Das nennt sich Solidargemeinschaft. Ich weiss, dieser Terminus ist in der heutigen Zeit nicht mehr vielen bekannt. Da gibts nur noch ICH AG's.

AW: Botendienstpauschale

von Heiko Barz am 26.07.2020 um 12:03 Uhr

Ich widerspreche dem Satz,.... wenn es sich nicht lohnen würde,..
Einen Botendienst im Sinne des Wortes hat es vormals eigentlich nie gegeben. Die Not, Lücken im Warenlager zu beheben, war das treibende Agens. Dass das dann schnell zu einem „Botendienst“ wurde, ist dieser Sachlage geschuldet.
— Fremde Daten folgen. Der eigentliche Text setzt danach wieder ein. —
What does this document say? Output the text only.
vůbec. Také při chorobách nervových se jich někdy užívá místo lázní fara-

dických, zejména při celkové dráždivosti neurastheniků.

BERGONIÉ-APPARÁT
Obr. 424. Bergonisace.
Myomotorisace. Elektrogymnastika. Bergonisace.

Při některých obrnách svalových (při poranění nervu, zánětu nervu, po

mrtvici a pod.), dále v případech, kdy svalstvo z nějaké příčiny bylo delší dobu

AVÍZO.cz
Die AM Versorgung hat seit 2004 mit den „Rabattverträgen“ zu dramatischen Veränderungen in allen Apotheken Warenlagern geführt. Ein stabiles Warenlager ist seither nicht mehr kalkulierbar, da die sich ständig ändernden „Losverteilungen“ bei Rabatt AM der vielen KKassen ein betriebswirtschaftliches Handeln haben unmöglich werden lassen.
Fehlte vor der diffusen „Rabattschlachtung“ nur hin und wieder ein AM im Warenlager, so änderte die neue Versorgungslinie die damals aktuelle Situation, und viele Kollegen, die die fehlenden AM in sehr überschaubaren Mengen des abends mit ihrem eigenen Wagen selbst zu den Patienten fuhren, überlegten dann, was zu tun sei.
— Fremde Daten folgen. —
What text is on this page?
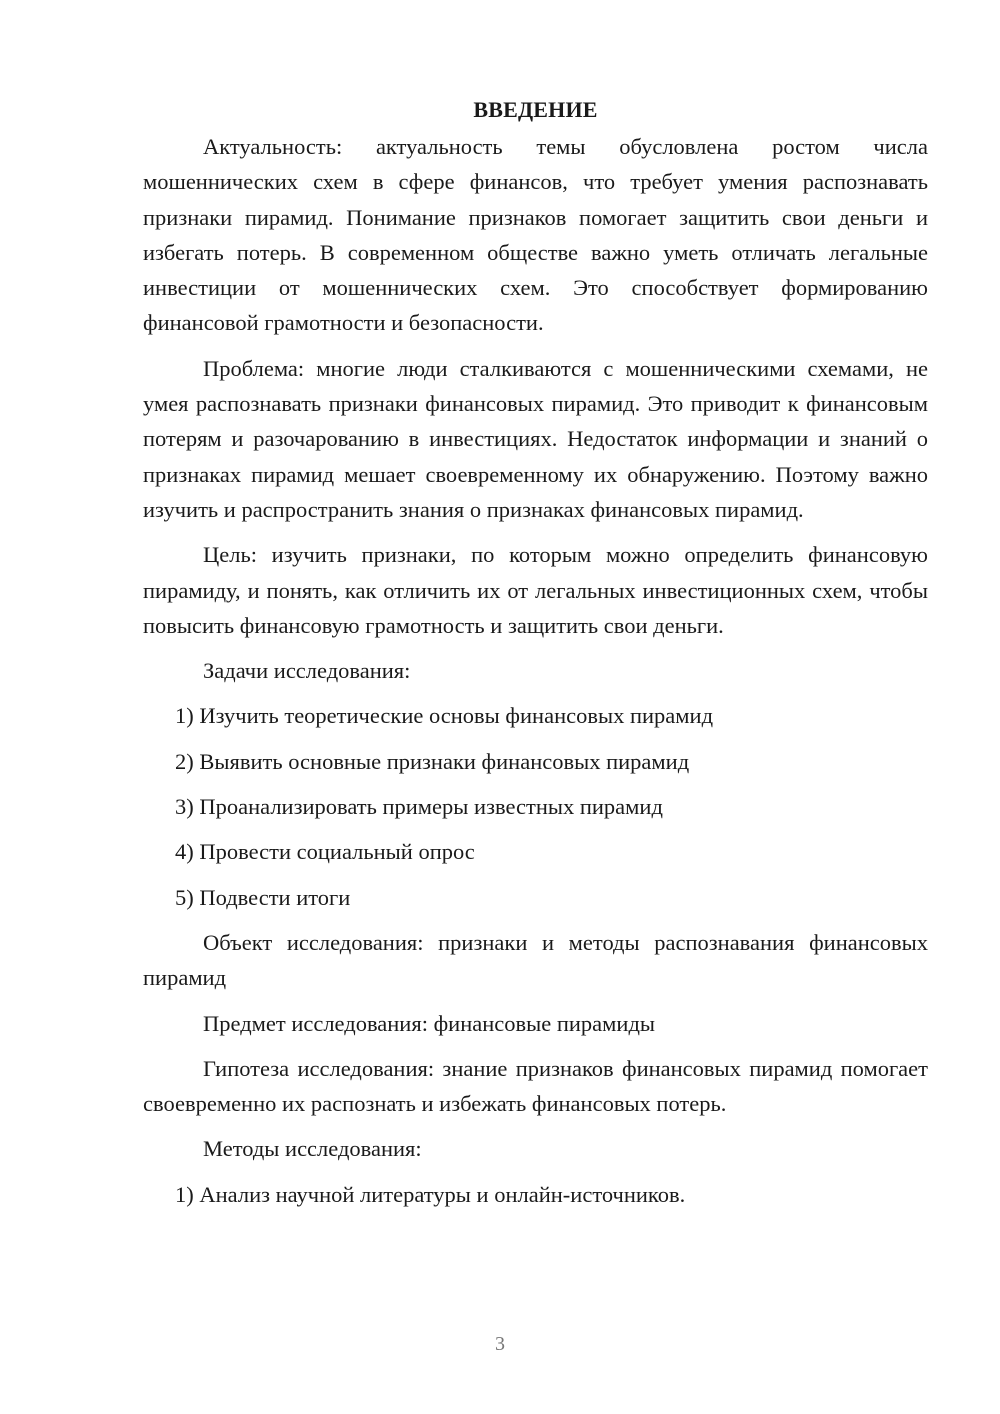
ВВЕДЕНИЕ

Актуальность: актуальность темы обусловлена ростом числа мошеннических схем в сфере финансов, что требует умения распознавать признаки пирамид. Понимание признаков помогает защитить свои деньги и избегать потерь. В современном обществе важно уметь отличать легальные инвестиции от мошеннических схем. Это способствует формированию финансовой грамотности и безопасности.

Проблема: многие люди сталкиваются с мошенническими схемами, не умея распознавать признаки финансовых пирамид. Это приводит к финансовым потерям и разочарованию в инвестициях. Недостаток информации и знаний о признаках пирамид мешает своевременному их обнаружению. Поэтому важно изучить и распространить знания о признаках финансовых пирамид.

Цель: изучить признаки, по которым можно определить финансовую пирамиду, и понять, как отличить их от легальных инвестиционных схем, чтобы повысить финансовую грамотность и защитить свои деньги.

Задачи исследования:
1) Изучить теоретические основы финансовых пирамид
2) Выявить основные признаки финансовых пирамид
3) Проанализировать примеры известных пирамид
4) Провести социальный опрос
5) Подвести итоги

Объект исследования: признаки и методы распознавания финансовых пирамид

Предмет исследования: финансовые пирамиды

Гипотеза исследования: знание признаков финансовых пирамид помогает своевременно их распознать и избежать финансовых потерь.

Методы исследования:
1) Анализ научной литературы и онлайн-источников.
3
Von da an war die überschaubare Versorgung zu Ende, und man brauchte den Botendienst.
Die zweite Einlassung Ihres Kommentars ist natürlich vollkommen überzeugend nur leider mit Friedemann Sch. Und CO, UNSERER ABDA, aus Angst vor wem oder was nicht erfolgreich zielführend. Die Zwangsgelder an diese Administration müßten eigentlich wegen ungenügender ( 6 )
Handlungsbefähigung einbehalten werden.